What I want to stress to the Committee today is that I do not think, “You wrote to me to say, ‘Have a meeting’; I had a meeting; that is the end of it all, and we can all move on—wonderful.” There is a process now going on where I am reflecting on and discerning what I have heard, and we will see where that gets us. I do not want the Committee to think, “Great, there is going some be some magnificent change occurring”—I have made that clear to the people I met as well—but there is a body of work now taking place to help me make further decisions. That is as much as I can say at this stage.
Q339 Chair: The Committee very much welcomes the fact that that meeting has taken place. There are two issues here: the people whose pensions are being paid by the Pension Protection Fund, where there is no indexation on pre-1997 contributions at the moment, and the rather separate issue of the financial assistance scheme. We will look forward to what you conclude on the latter, but are you looking at the former—where the chief executive says that, on equity grounds, something should be done, and there is a £12 billion surplus—in the same sort of timescale?
Paul Maynard: I see the two as interlinked in terms of the subject matter and the interplay between them.
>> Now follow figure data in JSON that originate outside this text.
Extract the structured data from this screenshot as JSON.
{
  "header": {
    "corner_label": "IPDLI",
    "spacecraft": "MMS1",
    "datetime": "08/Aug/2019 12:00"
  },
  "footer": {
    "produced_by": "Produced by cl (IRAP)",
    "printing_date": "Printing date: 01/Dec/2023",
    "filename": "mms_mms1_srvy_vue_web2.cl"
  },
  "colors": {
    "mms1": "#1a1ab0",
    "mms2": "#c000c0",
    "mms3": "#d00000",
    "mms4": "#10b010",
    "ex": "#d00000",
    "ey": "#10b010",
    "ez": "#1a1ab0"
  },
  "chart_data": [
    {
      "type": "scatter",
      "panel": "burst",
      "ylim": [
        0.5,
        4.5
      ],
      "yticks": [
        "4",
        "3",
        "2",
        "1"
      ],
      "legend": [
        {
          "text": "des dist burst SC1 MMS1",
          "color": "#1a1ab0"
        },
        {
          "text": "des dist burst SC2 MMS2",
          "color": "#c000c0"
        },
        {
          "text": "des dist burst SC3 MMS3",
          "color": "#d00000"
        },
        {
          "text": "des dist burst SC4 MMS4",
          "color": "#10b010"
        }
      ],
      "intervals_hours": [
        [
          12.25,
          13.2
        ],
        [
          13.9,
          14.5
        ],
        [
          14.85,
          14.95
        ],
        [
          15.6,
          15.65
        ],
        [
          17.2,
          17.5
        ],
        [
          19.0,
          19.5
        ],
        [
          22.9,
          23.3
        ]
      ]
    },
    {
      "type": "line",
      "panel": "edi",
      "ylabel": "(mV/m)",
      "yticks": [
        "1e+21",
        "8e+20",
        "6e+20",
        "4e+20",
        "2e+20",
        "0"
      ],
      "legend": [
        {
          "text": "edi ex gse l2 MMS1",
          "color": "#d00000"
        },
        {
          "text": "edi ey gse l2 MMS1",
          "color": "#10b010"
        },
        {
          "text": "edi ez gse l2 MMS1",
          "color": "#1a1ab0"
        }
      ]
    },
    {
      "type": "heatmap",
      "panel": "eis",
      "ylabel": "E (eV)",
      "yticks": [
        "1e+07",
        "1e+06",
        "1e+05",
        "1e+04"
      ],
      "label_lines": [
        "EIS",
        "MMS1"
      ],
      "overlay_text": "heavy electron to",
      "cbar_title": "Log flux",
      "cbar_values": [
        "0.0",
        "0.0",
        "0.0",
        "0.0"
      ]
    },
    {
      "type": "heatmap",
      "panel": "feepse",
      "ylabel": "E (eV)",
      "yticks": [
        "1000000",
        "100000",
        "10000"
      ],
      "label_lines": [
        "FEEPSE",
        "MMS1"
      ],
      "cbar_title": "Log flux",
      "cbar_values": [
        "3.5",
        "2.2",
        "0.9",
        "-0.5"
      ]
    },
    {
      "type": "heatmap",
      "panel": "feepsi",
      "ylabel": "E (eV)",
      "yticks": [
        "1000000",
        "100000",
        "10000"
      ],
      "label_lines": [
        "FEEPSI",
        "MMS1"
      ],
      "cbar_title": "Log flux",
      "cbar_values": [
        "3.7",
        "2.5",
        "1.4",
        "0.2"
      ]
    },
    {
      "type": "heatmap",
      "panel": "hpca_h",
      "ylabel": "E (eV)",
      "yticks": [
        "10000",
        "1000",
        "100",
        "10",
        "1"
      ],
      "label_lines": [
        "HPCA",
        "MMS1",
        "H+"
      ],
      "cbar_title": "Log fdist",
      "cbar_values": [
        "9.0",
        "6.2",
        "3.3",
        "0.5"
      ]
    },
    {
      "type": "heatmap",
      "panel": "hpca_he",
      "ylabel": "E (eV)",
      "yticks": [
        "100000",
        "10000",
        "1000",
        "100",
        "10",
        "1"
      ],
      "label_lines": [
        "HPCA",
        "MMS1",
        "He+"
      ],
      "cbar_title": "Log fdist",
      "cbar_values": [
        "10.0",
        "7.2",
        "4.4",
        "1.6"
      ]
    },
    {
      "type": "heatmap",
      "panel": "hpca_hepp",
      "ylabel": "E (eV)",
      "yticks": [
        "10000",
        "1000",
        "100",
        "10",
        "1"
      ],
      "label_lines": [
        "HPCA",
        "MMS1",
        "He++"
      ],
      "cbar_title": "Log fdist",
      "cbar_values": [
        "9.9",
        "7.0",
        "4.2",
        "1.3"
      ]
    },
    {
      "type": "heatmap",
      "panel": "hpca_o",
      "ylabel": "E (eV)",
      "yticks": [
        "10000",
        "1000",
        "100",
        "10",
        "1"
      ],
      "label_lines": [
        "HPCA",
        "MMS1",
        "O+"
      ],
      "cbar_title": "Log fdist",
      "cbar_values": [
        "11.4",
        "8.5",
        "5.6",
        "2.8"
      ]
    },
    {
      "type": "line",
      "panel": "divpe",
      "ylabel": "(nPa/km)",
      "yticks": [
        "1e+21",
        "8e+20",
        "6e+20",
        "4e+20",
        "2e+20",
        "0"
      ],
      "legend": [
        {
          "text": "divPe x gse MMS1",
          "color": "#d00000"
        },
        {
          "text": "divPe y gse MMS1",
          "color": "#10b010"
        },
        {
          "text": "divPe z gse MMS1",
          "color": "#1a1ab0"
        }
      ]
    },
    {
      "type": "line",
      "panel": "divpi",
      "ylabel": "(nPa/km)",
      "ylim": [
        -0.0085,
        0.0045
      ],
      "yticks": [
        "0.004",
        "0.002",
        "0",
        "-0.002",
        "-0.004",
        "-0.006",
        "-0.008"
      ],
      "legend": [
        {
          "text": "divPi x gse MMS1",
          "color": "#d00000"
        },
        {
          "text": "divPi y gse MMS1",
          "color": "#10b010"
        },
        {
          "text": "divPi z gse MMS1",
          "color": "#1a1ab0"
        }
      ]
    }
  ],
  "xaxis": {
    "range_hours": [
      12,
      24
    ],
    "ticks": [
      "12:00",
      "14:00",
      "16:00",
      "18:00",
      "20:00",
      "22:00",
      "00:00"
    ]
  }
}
So yes—when I have my PPF meeting, that will be on the agenda as well, because I do not think I can look at one without looking at the other.
Q340 Chair: We will look forward to hearing the outcome of both. When do you plan to legislate to give the Pension Protection Fund more flexibility to reduce the levy? As you know, in its evidence to us, it indicated that it thinks it could do without the levy for a while, but it cannot really reduce it to zero because it is only allowed to increase it by 25% under the current regulations.
Paul Maynard: I would like a pensions Bill every month! There is so much that could be done, and indeed needs to be done. Once again, I am well aware of the PPF’s requirement around the levy. I want to address it, and I am very keen to have a pensions Bill as soon as possible, because we have an immense list of things that need to be done, as we have been discussing today.
Chair: So as soon as there is such a thing, that will be in there?
Paul Maynard: I would very much hope so. I would never like to give a 100% guarantee of what will appear in a piece of legislation, but I recognise the importance of addressing that point.
Q341 Chair: A final point from me: some schemes say that they are prevented from sending helpful information to members by the privacy and electronic communications regulations. That is quite a big concern for some schemes. I know that the Department and the Pensions Regulator have been looking at that. When can we hope that there will be a solution to it?
Paul Maynard: My preparation for this Committee brought that to my attention. I agree that regulations should not get in the way of the free and fair functioning of the pension system. My up-to-date understanding was that we are working with ICO, DSIT, as I believe it is now called, and TPR to try to find a solution. I do not have an update on where that has got to, I shall be honest—I am happy to write to the Committee when I have a better answer than that, because my understanding is no further advanced than yours. I need to improve on that answer, so we will write to the Committee.
Q342 Chair: That would be very helpful. Would you expect to be able to write within the next couple of weeks?
Paul Maynard: Longer than imminent, shorter than in due course—sooner rather than later.
Chair: Thank you. We have covered a lot of ground. Thank you for being succinct in your answers and enabling us to keep well to time. Finally, would either of you like to say anything else to the Committee before we move on?
Paul Maynard: I think you have heard quite enough from me.
Chair: Thank you both very much indeed.